トランプ大統領は6日、輸入半導体に100%の関税を課す方針を示した。これにより、米国内の暗号資産マイニング事業者の採算性が揺らいでいる。アジア製チップへの依存度が高い中で、設備コストの上昇や事業の海外移転が懸念され、関連株は下落した。
市場の反応と株式の動向
トランプ前大統領は6日、外国製のチップおよび半導体に対して100%の関税を導入する方針を表明した。対象は米国外で製造された製品で、米国内での製造分は対象外とされる。これはアジアを中心とする製造国を標的とした「米国回帰」政策の一環である。
「海外でチップを作るなら、その代償を払うことになる」とトランプ氏は発言。とりわけ暗号資産のマイニング業界では、中国やマレーシア、タイ、インドネシアなどアジア諸国で製造されるASIC(特定用途向け集積回路)への依存が高い。
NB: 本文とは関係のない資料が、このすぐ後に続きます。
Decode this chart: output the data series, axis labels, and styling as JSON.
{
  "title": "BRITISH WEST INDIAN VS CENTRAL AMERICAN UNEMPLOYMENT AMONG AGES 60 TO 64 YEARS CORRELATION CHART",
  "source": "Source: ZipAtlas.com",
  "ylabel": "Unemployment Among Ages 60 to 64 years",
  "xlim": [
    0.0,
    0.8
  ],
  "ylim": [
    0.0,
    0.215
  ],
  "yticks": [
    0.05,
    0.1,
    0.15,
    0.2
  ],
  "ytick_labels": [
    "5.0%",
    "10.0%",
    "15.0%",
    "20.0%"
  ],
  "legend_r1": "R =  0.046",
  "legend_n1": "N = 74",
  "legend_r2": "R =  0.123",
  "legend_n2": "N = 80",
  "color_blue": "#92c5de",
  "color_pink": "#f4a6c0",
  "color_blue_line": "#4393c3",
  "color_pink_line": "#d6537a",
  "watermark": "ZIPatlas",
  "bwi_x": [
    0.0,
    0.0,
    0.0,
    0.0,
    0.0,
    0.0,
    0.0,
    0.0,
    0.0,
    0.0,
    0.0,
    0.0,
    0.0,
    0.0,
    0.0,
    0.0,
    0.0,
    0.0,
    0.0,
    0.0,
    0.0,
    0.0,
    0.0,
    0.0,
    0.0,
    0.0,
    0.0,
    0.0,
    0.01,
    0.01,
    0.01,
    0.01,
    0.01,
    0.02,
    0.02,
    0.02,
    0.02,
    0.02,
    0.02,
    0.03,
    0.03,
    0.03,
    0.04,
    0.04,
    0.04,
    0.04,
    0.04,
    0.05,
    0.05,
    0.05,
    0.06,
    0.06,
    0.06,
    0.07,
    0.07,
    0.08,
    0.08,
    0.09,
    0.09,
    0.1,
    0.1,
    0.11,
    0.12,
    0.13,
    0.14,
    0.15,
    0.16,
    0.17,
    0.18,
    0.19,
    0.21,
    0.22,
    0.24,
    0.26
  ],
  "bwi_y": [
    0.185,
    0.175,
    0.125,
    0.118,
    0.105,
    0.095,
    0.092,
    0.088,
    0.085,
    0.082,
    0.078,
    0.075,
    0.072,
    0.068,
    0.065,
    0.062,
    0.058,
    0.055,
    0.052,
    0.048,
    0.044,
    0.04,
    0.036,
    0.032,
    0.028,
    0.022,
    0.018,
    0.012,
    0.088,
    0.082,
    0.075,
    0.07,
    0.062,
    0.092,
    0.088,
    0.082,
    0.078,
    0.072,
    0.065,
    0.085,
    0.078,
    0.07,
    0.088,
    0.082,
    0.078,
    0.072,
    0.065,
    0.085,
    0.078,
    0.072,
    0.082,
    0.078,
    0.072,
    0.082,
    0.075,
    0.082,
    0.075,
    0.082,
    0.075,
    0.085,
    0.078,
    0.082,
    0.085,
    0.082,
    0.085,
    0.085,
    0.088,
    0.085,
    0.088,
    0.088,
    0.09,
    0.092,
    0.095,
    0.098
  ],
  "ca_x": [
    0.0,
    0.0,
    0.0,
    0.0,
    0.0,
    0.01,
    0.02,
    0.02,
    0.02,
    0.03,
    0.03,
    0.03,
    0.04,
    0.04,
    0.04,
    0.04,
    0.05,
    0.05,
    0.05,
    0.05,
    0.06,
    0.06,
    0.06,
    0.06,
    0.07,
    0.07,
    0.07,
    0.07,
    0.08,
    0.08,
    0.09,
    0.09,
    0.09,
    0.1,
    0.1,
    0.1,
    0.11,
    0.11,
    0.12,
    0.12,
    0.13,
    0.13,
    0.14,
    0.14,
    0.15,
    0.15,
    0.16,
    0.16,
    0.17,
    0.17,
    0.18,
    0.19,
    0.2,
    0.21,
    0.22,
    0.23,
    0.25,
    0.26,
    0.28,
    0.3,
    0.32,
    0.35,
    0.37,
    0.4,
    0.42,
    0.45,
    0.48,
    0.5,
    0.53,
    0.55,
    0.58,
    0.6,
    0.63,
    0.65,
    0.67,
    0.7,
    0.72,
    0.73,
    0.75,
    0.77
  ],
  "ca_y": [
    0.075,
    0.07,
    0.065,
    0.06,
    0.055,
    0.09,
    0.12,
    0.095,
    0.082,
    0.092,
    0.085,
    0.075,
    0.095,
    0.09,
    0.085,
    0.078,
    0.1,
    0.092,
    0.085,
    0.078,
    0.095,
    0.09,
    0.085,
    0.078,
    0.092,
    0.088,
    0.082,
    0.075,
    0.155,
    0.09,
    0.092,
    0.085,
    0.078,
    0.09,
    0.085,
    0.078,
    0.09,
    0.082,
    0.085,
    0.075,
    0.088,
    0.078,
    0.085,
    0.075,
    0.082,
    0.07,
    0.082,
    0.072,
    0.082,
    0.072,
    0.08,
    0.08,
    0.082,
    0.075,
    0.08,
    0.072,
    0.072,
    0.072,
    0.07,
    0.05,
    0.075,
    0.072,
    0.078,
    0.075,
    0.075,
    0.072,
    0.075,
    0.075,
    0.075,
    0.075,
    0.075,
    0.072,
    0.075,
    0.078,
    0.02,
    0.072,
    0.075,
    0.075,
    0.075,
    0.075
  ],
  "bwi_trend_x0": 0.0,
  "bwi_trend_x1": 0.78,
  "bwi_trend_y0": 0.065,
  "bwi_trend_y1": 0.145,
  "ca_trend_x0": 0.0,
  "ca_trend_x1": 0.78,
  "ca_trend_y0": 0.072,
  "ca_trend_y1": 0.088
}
こうした状況を受け、米国市場では関連銘柄が売られた。マラソン・デジタル・ホールディングスは時間外取引で0.13%下落し、1株15.87ドル。ライオット・プラットフォームズは0.69%安の11.58ドルとなった。
ビットディア・テクノロジーズ(シンガポール)は0.62%下落し12.89ドル、ネバダ州に拠点を置くクリーンスパークは0.18%安の10.98ドル。HIVEデジタル・テクノロジーズは0.94%下落し2.10ドル、ハット8マイニングは0.19%安の20.65ドルで取引を終えた。
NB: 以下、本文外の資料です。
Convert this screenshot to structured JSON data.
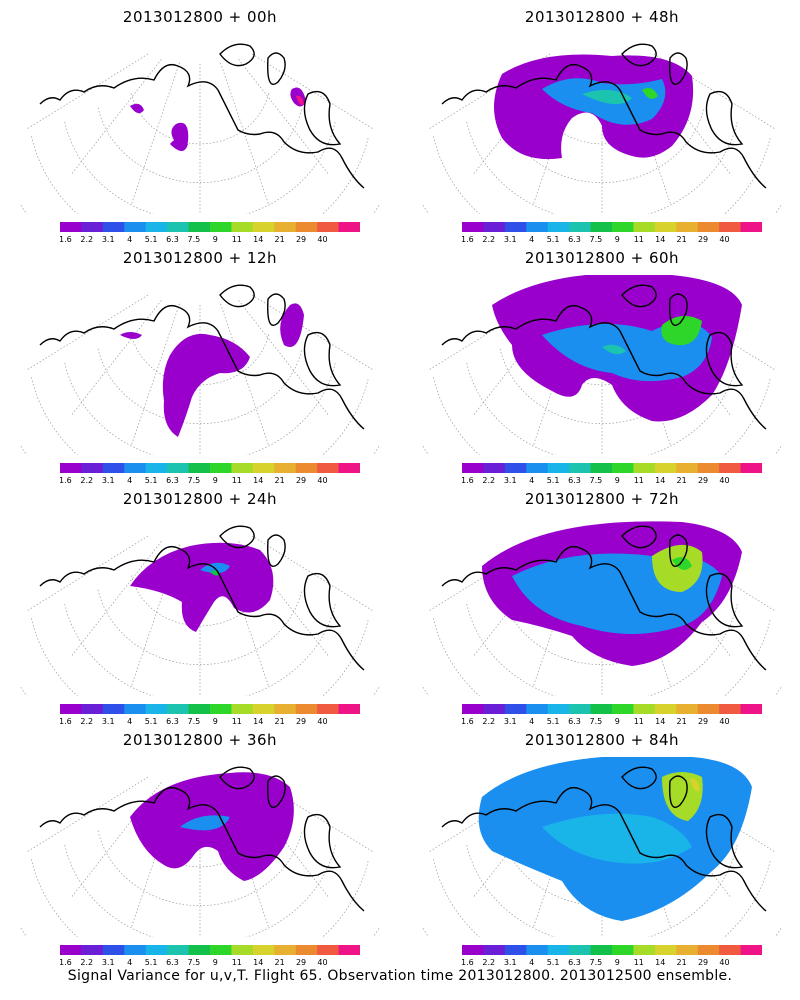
{
  "chart_data": [
    {
      "type": "heatmap",
      "title": "2013012800 + 00h",
      "forecast_hour": 0
    },
    {
      "type": "heatmap",
      "title": "2013012800 + 48h",
      "forecast_hour": 48
    },
    {
      "type": "heatmap",
      "title": "2013012800 + 12h",
      "forecast_hour": 12
    },
    {
      "type": "heatmap",
      "title": "2013012800 + 60h",
      "forecast_hour": 60
    },
    {
      "type": "heatmap",
      "title": "2013012800 + 24h",
      "forecast_hour": 24
    },
    {
      "type": "heatmap",
      "title": "2013012800 + 72h",
      "forecast_hour": 72
    },
    {
      "type": "heatmap",
      "title": "2013012800 + 36h",
      "forecast_hour": 36
    },
    {
      "type": "heatmap",
      "title": "2013012800 + 84h",
      "forecast_hour": 84
    }
  ],
  "colorbar": {
    "labels": [
      "1.6",
      "2.2",
      "3.1",
      "4",
      "5.1",
      "6.3",
      "7.5",
      "9",
      "11",
      "14",
      "21",
      "29",
      "40"
    ],
    "colors": [
      "#9900cc",
      "#6a1fd6",
      "#2e4fe8",
      "#1a8ff0",
      "#19b5e8",
      "#1cc4b0",
      "#12c04a",
      "#2ed62a",
      "#a6dc28",
      "#d8d22c",
      "#e8b030",
      "#ec8a30",
      "#f05a40",
      "#ee1488"
    ]
  },
  "caption": "Signal Variance for u,v,T. Flight 65. Observation time 2013012800. 2013012500 ensemble.",
  "panel_order": "left column: +00h, +12h, +24h, +36h; right column: +48h, +60h, +72h, +84h"
}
投資家の間では、関税引き上げが利益率に与える悪影響を警戒する声が強まっている。新たなマイニングリグの導入が遅れる可能性もあり、企業のコスト構造を直撃しかねない。
業界再編の兆し―拠点の国外移転も
今回の措置により、既存の21%の関税に加えて、ASICの輸入コストが大幅に増加する。多くの米国マイナーにとって、これは事業継続を困難にする要因となり得る。
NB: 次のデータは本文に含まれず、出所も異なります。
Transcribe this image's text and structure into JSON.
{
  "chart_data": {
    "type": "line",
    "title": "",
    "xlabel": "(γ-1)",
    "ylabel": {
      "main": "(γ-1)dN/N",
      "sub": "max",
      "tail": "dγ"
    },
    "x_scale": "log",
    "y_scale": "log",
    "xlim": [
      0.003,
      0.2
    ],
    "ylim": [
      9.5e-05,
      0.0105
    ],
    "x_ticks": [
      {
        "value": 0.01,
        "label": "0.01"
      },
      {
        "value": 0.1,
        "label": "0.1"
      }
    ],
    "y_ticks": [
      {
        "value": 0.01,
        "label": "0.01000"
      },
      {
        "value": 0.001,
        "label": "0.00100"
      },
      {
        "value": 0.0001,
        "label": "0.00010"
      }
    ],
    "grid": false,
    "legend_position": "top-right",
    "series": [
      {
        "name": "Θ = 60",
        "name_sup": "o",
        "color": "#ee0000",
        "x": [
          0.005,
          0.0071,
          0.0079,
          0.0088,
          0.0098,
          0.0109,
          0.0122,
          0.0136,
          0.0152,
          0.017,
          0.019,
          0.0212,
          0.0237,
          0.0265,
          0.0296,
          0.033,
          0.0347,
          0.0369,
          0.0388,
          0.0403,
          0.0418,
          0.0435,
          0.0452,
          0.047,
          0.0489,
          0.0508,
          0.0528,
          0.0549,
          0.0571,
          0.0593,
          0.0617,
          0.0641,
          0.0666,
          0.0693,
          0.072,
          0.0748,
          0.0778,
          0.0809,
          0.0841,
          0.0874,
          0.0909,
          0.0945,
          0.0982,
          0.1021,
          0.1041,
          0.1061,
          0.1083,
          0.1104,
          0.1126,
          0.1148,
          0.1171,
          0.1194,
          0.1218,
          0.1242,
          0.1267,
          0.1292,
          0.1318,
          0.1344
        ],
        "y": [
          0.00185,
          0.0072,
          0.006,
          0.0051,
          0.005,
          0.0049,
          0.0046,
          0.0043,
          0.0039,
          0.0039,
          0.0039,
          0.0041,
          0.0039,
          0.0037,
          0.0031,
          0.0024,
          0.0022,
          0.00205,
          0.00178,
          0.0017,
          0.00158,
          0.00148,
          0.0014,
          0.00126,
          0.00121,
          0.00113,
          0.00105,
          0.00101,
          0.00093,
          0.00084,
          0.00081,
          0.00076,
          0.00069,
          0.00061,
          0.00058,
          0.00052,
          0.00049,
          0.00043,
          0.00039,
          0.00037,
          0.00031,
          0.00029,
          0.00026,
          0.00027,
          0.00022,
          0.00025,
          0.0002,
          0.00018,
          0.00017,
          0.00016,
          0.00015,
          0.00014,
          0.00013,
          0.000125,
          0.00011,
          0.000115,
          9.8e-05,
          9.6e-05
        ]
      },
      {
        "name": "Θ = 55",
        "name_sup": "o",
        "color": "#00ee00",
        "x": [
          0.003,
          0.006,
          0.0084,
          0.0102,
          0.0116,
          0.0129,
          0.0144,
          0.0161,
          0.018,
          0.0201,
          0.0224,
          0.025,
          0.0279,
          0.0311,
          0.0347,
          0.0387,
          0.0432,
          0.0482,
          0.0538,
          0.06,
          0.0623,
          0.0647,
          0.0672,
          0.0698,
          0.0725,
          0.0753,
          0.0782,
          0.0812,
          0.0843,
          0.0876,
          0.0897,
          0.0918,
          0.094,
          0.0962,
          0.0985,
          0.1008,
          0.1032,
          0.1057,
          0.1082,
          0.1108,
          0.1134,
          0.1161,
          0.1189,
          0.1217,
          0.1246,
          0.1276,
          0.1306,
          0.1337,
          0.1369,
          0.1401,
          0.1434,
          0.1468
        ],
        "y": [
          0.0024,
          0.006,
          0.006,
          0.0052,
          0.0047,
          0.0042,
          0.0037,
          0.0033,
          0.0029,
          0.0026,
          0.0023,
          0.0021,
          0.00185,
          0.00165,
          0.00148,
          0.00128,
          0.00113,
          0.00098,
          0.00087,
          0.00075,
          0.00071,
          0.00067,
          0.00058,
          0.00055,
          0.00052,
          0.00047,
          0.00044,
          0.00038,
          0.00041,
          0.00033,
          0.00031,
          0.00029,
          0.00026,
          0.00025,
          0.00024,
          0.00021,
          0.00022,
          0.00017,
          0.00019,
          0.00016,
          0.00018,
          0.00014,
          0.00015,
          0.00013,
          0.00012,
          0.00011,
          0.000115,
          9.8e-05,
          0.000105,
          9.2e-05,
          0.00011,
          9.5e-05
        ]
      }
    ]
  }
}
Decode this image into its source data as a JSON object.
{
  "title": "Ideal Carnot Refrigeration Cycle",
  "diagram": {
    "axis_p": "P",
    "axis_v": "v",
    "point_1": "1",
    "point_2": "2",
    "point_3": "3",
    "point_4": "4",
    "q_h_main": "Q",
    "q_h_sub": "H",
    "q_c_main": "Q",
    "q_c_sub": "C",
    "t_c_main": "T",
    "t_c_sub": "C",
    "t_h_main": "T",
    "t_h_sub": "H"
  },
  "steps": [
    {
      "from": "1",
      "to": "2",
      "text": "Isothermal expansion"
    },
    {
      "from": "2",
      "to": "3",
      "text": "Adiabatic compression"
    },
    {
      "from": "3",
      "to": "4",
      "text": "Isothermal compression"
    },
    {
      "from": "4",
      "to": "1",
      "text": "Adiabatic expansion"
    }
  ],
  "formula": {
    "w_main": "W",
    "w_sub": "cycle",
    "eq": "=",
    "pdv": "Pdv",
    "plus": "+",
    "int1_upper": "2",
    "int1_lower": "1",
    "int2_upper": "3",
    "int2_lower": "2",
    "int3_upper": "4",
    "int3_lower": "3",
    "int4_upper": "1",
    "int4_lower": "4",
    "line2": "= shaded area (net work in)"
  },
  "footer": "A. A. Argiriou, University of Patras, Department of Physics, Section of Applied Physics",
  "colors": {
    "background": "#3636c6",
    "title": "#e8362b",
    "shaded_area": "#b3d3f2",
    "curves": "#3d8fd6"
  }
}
マイニングプール運営大手ルクソールは、「新たな政策はマイナーの国外移転を加速させる可能性がある」と指摘する。生産拠点を関税の影響を受けにくい地域へ移す動きが広がれば、国際的な製造業者との連携強化も進む見通しだ。
これにより、ビットコインのネットワーク構造における地域分散や、グローバルなマイニング経済の構図にも変化が及ぶ可能性がある。
現時点で、米国は世界のハッシュレート(採掘速度)シェアにおいてトップを維持しているが、今回の政策変更が構造的転換点となる可能性もある。なお、2025年現在、暗号資産市場全体の時価総額は3兆7600億ドルに達している。
業界関係者の間では、マイニング各社が今後どのように適応していくかが注目されている。トランプ氏の保護主義的政策は、国内製造の促進を図る一方で、海外移転を誘発する可能性も孕む。こうした変化がデジタル資産エコシステムに長期的にどのような影響を及ぼすかは、なお不透明である。